マーケティング的に言うと、人は昔ながらの文化は古いままが好きだし、そうかといって新しいものにも興味を持つものだということですね。
つまり、老舗が暖簾の重さで打ち出す方法もあれば、目新しさや斬新さを打ち出すこともよくある。やはり人は両極端なものを好むのです。

その「人の持つ特性」を知っていれば、新規事業も「新しいもの」だけではなくて「古くからある伝統」を突き詰める戦略も効果的かもしれないということですね。



商店街のお好み焼き屋にあった「昔ながらの」というマジックで書かれたPOP。令和のこの時代にはそぐわない昭和50年代の匂い。
それを「伝統」とは呼べないけど、僕個人にとっては涙が止まらないほどの「昔の記憶」だった。心が、感情が震えた瞬間だったのです。

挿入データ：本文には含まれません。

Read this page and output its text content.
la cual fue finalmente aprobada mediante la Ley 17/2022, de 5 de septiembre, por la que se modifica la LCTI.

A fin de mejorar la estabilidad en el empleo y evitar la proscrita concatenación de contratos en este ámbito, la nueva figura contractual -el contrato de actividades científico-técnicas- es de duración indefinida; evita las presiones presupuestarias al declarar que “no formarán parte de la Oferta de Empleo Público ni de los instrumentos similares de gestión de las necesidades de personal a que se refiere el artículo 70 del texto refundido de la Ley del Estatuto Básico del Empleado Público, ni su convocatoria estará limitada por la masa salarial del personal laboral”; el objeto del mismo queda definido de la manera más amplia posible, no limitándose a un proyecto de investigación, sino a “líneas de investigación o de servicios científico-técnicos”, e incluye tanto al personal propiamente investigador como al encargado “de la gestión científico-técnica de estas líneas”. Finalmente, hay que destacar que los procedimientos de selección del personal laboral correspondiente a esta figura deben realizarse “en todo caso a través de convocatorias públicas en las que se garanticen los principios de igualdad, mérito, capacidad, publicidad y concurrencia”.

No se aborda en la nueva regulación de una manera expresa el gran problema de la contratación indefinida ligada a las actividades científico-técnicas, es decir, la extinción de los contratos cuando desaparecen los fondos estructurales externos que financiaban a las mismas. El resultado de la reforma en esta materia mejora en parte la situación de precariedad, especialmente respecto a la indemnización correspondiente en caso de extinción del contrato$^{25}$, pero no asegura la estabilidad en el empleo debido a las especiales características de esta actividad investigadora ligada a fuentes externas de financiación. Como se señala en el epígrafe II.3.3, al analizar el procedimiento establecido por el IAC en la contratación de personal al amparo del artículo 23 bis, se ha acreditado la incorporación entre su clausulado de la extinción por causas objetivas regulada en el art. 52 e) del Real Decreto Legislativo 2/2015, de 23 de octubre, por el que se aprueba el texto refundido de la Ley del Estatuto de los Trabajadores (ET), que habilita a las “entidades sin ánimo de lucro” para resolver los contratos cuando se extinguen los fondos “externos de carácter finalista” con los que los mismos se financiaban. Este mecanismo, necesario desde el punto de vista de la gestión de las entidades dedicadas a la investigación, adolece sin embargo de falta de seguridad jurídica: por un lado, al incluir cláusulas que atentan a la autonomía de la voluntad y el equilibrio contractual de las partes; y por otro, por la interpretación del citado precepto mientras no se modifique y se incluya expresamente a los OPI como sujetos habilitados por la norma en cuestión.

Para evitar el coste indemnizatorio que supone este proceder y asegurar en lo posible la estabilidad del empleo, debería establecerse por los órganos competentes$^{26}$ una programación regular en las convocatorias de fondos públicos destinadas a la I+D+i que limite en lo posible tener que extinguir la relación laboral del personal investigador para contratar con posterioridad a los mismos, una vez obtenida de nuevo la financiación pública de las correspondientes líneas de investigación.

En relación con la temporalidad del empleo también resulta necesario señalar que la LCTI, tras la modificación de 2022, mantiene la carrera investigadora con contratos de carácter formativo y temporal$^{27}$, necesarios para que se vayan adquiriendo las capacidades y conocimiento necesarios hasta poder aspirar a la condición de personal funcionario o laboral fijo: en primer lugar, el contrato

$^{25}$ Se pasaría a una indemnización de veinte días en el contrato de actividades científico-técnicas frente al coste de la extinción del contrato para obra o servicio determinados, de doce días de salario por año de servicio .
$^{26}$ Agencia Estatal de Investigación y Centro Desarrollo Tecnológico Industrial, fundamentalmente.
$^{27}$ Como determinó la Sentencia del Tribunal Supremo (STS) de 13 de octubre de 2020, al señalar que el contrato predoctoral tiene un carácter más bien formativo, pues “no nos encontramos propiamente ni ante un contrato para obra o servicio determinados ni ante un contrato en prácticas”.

マーケターとしていろんな目線で戦略的に考えることもいいけど、そんなことでは計り知れない「思い出」という感情。それは無敵だなと、改めて思い、そして改めて知ったのです。

人は「感情」で何かを買います。
「売れる」ということばかり考えて、それを「買う」人の気持ちになれなければマーケターとしてはどうかと思うし、そもそも売れないと思う。

そして人の感情は、快さもあれば感激、感動もあり、そして懐かしさや思い出だってある。
それをひとりひとりに合わせてコントロールはできないかもしれないけど、それを無視することはできない。少なくともこのお好み焼き屋に行って僕は「新しい感情」を知ることができたのだから。

やっぱり僕は、人の体温を感じるビジネスが好きだ。
やっぱり僕は、人の体温を感じてもらうビジネスが好きだ。
この店を知ってその思いは強くなり、そして大きな学びになりました。

そして僕はこの店に必ずまた行きたいと思っています。
母のお好み焼きの思い出を噛み締めながら。